Wie bei einem Werke von solcher Leidenschaftlichkeit und solcher Schärfe der Polemik nicht anders denkbar ist, hat Platons Gorgias jedenfalls auf vielen Seiten lebhaften Widerspruch erregt. Sein schonungsloser Kampf gegen den Hedonismus mußte unter Philosophen und Laien Widersacher finden. Aber auch daß Platon im Gorgias seinen Meister Sokrates der ἡδονή gegenüber eine Stellung einnehmen ließ, die der historischen Wahrheit nicht entsprach, konnte nicht unwidersprochen bleiben. In der kurzen Zeit, die seit Sokrates' Tode verstrichen war, hatte man noch nicht vergessen, daß Sokrates durchaus kein Asket gewesen, daß er die Freuden des Lebens ohne Not niemals verschmäht hatte, daß er an den Blumen des Daseins nicht achtlos vorübergegangen war. Kronzeuge hierfür war die sokratische Erotik. Wie immer, so hatte auch hier die Fama maßlos übertrieben und namentlich Sokrates' Verhältnis zu Alkibiades pikant ausgeschmückt. Sicherlich hat man es nicht unterlassen, in der Polemik gegen den platonischen Gorgias darauf hinzuweisen. So wurde Platon nahegelegt, des historischen Sokrates Verhältnis zum Hedonismus im allgemeinen und zur Erotik im besonderen einmal wahrheitstreu darzulegen und jenen Übertreibungen energisch entgegenzutreten.

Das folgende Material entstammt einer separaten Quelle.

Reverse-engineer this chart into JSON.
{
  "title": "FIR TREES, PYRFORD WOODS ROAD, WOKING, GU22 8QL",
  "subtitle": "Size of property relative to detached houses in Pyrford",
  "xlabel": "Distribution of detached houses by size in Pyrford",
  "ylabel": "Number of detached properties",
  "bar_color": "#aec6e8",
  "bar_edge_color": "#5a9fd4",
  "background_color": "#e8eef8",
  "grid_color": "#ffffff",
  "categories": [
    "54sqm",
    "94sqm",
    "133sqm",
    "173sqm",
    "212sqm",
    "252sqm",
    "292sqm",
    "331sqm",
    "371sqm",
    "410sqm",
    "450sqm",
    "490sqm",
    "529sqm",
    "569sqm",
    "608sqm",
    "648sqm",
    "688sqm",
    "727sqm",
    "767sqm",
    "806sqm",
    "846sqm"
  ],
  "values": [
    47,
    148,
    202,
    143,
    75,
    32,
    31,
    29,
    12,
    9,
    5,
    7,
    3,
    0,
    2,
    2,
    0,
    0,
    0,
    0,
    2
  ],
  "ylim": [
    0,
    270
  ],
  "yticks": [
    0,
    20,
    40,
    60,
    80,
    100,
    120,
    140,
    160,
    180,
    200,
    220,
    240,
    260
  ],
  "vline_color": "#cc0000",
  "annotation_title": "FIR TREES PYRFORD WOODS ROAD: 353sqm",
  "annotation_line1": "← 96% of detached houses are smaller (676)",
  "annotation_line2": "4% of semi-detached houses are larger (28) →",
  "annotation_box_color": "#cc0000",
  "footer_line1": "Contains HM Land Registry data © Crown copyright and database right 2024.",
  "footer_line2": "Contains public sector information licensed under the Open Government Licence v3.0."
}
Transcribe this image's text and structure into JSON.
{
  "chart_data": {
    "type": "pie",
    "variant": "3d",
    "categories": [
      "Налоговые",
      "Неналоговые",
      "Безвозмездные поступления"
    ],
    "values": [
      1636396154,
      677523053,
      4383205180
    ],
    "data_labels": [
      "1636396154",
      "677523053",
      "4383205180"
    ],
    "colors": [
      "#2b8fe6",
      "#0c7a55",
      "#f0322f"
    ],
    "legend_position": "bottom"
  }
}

Der Gorgias aber war wohl nicht nur ob des Mangels historischer Treue in der Schilderung des Sokrates angegriffen worden: man hat gewiß auch die Erotik überhaupt, die Tatsache des Liebeslebens gegen diesen Dialog ausgespielt. Die Erotik, die ja der Gorgias ganz unberücksichtigt gelassen hatte, schien für die hedonistische Weltanschauung ein gewichtiges Wort in die Wagschale zu legen; und man wird kaum mit der Annahme fehlgehen, daß gerade aus der Mitte der Sokratiker,[17] bei denen doch die Erotik eine so bedeutende Rolle spielte, auf dieselbe hingewiesen wurde. Die kyrenaische Schule huldigte ja dem Hedonismus.